Professional Standards
LexInter | April 18, 2013 | 0 Comments

Professional Standards

Influence of American practice and rules

 Company law in the United States is under state law. The conception of the company remains largely contractual, and the isolation of the social heritage is not the subject of rules as strict as in the very institutional conception of French law.   Company laws do not provide for mandatory provisions regarding the involvement of statutory auditors and the establishment of accounts. Traditionally, accounting in the United States has been used from a management perspective.

 With regard to listed companies, the rules of stock market law provide for the financial information to be given to shareholders and more generally to the market. The 1930 crisis led to the creation in 1933 of the Securites and Exchange Commission.

 In 1973 the Financial Accounting Standards Board   ( FASB   ) was created. It is made up of four members who are certified public accountants and three members from outside the profession. The FASB prepares “  Statements of Accounting Standards FAS  ” As generally in the case of standards in the United States and in particular legal standards, these are pragmatic solutions to problems posed by fact. A conceptual framework   ( ”  conceptual framework  “)   , however, had been published to serve as a starting point  with six texts published between 1978 and 1985. It is a question of defining “a coherent system of objectives and fundamental principles linked to each other, capable of leading to solid standards and of indicating the nature, role and limits of accounting and financial statements ”. The function of accounting as financial accounting is therefore clearly affirmed.

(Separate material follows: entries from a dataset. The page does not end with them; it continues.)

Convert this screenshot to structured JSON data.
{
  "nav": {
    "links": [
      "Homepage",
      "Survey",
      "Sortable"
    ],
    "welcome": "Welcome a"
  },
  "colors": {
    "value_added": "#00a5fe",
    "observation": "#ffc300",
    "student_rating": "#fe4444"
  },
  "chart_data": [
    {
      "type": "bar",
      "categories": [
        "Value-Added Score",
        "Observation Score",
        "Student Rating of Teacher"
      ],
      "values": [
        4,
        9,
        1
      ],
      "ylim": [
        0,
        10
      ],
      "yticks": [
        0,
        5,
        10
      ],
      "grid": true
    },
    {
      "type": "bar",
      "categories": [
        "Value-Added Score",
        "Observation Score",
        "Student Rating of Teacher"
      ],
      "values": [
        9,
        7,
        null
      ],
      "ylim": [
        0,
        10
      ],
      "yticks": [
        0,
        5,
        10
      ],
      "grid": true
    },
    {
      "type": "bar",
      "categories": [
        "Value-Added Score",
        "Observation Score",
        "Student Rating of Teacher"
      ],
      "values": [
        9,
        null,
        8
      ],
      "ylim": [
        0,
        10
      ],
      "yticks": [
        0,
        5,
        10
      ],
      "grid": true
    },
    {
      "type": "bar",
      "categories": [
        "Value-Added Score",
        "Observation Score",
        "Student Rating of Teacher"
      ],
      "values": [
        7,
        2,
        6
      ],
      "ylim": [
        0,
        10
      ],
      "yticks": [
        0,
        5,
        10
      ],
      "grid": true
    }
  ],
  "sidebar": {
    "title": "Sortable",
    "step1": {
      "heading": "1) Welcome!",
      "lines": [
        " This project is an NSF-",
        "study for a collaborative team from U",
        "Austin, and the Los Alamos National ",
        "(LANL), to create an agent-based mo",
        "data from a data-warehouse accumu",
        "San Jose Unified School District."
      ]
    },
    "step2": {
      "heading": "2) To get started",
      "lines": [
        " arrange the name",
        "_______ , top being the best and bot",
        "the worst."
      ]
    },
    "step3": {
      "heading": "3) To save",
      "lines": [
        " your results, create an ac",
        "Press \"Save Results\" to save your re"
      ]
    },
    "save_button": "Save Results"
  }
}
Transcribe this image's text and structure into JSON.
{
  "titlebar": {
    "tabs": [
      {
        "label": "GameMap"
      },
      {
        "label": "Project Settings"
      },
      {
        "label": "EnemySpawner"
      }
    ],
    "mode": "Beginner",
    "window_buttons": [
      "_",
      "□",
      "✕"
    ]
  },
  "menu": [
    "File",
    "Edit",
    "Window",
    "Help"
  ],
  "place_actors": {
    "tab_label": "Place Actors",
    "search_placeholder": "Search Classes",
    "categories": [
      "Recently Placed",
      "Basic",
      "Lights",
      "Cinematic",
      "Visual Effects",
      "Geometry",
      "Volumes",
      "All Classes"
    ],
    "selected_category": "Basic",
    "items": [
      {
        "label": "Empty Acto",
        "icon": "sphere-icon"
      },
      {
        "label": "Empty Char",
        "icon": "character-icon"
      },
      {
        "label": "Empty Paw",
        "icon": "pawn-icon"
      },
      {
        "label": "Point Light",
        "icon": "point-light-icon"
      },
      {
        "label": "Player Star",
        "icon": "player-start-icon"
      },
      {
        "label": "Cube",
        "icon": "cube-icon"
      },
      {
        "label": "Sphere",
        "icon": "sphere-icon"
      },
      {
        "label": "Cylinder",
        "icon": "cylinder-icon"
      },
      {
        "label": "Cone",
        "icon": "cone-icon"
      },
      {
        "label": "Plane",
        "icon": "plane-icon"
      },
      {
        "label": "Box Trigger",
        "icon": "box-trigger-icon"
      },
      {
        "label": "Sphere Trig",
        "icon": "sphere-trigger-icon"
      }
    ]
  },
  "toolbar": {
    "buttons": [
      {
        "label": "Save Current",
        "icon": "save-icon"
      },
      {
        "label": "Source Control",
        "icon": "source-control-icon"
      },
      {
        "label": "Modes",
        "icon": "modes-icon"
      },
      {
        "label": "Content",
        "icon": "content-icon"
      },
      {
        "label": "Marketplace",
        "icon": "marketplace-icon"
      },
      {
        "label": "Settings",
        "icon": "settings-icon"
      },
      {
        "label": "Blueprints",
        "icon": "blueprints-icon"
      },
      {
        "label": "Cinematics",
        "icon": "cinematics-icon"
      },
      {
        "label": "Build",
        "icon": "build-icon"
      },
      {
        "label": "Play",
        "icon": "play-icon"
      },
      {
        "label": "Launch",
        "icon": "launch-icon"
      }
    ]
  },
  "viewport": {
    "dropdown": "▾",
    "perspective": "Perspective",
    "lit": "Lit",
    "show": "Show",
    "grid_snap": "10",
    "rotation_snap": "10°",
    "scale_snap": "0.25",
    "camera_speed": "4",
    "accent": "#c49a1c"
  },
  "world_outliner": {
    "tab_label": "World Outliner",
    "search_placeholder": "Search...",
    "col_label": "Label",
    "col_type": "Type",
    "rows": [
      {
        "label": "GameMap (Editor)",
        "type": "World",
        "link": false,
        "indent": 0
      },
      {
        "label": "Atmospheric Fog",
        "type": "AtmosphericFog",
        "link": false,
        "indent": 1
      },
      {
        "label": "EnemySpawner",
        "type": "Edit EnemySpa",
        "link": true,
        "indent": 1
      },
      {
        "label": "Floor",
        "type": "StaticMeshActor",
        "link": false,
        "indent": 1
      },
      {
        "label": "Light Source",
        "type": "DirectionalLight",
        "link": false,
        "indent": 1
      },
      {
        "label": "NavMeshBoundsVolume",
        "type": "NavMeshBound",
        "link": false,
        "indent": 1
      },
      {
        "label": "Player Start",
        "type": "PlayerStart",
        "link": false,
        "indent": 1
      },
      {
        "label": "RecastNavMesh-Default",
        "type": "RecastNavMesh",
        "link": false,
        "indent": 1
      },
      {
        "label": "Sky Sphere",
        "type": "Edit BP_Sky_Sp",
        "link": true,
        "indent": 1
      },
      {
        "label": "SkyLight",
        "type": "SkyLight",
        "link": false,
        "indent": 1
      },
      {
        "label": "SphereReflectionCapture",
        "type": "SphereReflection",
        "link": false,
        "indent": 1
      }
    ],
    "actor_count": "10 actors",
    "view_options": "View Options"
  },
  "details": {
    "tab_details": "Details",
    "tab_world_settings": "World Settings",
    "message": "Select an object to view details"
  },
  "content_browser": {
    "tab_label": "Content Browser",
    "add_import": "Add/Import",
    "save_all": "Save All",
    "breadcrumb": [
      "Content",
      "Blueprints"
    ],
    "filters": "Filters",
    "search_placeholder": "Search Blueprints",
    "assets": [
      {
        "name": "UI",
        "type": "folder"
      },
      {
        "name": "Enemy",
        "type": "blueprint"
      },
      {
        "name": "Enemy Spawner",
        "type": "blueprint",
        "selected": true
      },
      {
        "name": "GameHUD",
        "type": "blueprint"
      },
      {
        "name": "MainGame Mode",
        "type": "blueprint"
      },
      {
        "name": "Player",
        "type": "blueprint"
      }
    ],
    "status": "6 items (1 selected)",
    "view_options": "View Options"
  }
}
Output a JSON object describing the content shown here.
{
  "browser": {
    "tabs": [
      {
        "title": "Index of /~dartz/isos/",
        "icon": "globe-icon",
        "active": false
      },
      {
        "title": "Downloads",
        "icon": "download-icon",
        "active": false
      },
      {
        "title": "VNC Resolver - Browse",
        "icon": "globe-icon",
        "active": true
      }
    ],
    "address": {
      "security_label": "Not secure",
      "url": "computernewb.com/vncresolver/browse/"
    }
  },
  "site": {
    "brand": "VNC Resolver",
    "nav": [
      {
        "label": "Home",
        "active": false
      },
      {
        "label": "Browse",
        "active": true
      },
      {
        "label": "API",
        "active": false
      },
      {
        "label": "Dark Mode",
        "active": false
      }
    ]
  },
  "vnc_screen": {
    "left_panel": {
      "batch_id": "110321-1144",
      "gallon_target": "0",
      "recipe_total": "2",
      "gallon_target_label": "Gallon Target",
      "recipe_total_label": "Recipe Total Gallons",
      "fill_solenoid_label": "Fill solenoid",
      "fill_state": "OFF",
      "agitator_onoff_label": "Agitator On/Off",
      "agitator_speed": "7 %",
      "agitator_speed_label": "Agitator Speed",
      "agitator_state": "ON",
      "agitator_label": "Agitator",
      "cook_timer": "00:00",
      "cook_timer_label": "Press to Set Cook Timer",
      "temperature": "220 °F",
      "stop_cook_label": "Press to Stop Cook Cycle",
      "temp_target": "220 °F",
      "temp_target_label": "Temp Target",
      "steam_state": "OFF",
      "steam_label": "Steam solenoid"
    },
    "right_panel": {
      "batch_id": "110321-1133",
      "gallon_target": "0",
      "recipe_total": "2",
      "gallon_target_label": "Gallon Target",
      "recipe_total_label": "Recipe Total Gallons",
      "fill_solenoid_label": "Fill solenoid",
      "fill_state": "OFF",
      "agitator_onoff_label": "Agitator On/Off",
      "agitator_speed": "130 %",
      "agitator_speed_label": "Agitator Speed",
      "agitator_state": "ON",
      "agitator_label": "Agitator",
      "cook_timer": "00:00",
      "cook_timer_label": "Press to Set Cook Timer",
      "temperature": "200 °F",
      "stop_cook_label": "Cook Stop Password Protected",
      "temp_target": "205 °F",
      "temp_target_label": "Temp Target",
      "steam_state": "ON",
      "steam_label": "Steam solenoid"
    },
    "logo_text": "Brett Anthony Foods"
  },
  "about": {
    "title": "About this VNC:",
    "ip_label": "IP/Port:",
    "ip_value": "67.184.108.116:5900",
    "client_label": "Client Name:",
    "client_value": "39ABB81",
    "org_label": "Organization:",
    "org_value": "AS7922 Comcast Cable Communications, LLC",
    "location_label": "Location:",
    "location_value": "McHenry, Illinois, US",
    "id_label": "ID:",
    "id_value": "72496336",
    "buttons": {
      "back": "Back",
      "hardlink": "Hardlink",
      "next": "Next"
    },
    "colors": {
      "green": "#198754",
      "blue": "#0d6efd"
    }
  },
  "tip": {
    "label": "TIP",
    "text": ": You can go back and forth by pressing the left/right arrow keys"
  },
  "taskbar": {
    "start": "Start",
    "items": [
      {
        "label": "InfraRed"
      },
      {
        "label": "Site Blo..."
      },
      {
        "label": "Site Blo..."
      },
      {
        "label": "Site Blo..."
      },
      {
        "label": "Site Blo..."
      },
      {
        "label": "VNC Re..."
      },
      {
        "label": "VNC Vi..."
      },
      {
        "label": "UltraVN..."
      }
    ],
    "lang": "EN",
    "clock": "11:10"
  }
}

 The first standard defines the objectives of financial reporting as the provision of information useful to current or potential investors and lenders to enable them to make rational decisions, the provision of information enabling the recovery of loans or the proceeds of sales to be estimated. , to provide information relating to the economic resources of a company and the factors which modify its solvency and the provision of information on the management of the management as to the use of the invested capital.

  The various scandals of the 1980s had led to a questioning of both the management control methods for managers and the auditors’ control methods. The development of various committees, including audit committees, was presented as a solution to the problems. The Enron case,   among others, shows that these purely formal mechanisms do not work satisfactorily.

The construction of a conceptual framework by the IASB

In 1989 the IASB adopted a framework for the preparation and presentation of financial statements . This framework is limited to financial statements. The purpose of the accounts is to provide information on the financial situation, performance and changes in the financial situation of the company so that potential users can make economic decisions.

Seven categories of potential users are indicated: investors, employees, lenders, suppliers and other creditors, customers, governments and administrations and the public. However, no adaptation is foreseen so that the nature and the presentation of the annual accounts are modulated for the specific needs of the users.

The recognition criteria are based on the probabilities of future economic benefits included in the elements (assets, liabilities, expenses, income) entering or leaving the company or if there is a reliable measurement system.

The asset is recognized if future economic benefits will accrue to the business or if the asset has a cost or value that can be reliably measured.

A liability is taken into account when it is probable that a loss of resources   representing economic benefits will result from the settlement of the present obligation and when the amount of this settlement can be measured reliably.

Income is taken into account in the income statement when an increase in future economic benefits linked to an increase in assets or a decrease in liabilities has occurred and can be measured reliably.

Expenses are taken into account in the income statement when a decrease in future economic benefits linked to a decrease in an asset or an increase in a liability and it can be measured reliably.

Capital is defined through two concepts, the maintenance of financial capital and that of the maintenance of physical capital.

Accounting standards and financial instruments

 From 1991 the IASB developed the concept of “   fair value” which is at the heart of   IASC 32 and IAS 39 standards on financial instruments.

 The purpose   of these standards is to deal with the problem of financial instruments, a considerable subject which in the United States was the subject of standard FAS 133 on derivatives and hedging instruments (“  Accounting for derivative instruments and hedging activities  ” and FAS 105, 107, 111, 112, 113 and 119 standards.

This involves covering both traditional balance sheet instruments and instruments which are currently recognized off-balance sheet such as forward   contracts, swaps or options.

 The idea was that accounting at historical cost is not suitable for all financial instruments. Derivatives   do not initially have a cost. The IASB considered that the concept of fair value was more appropriate, namely “the  price at which an asset can be exchanged, or a liability settled, between competent parties dealing at arm’s length and acting in complete freedom. This notion is also incorporated in FAS 133.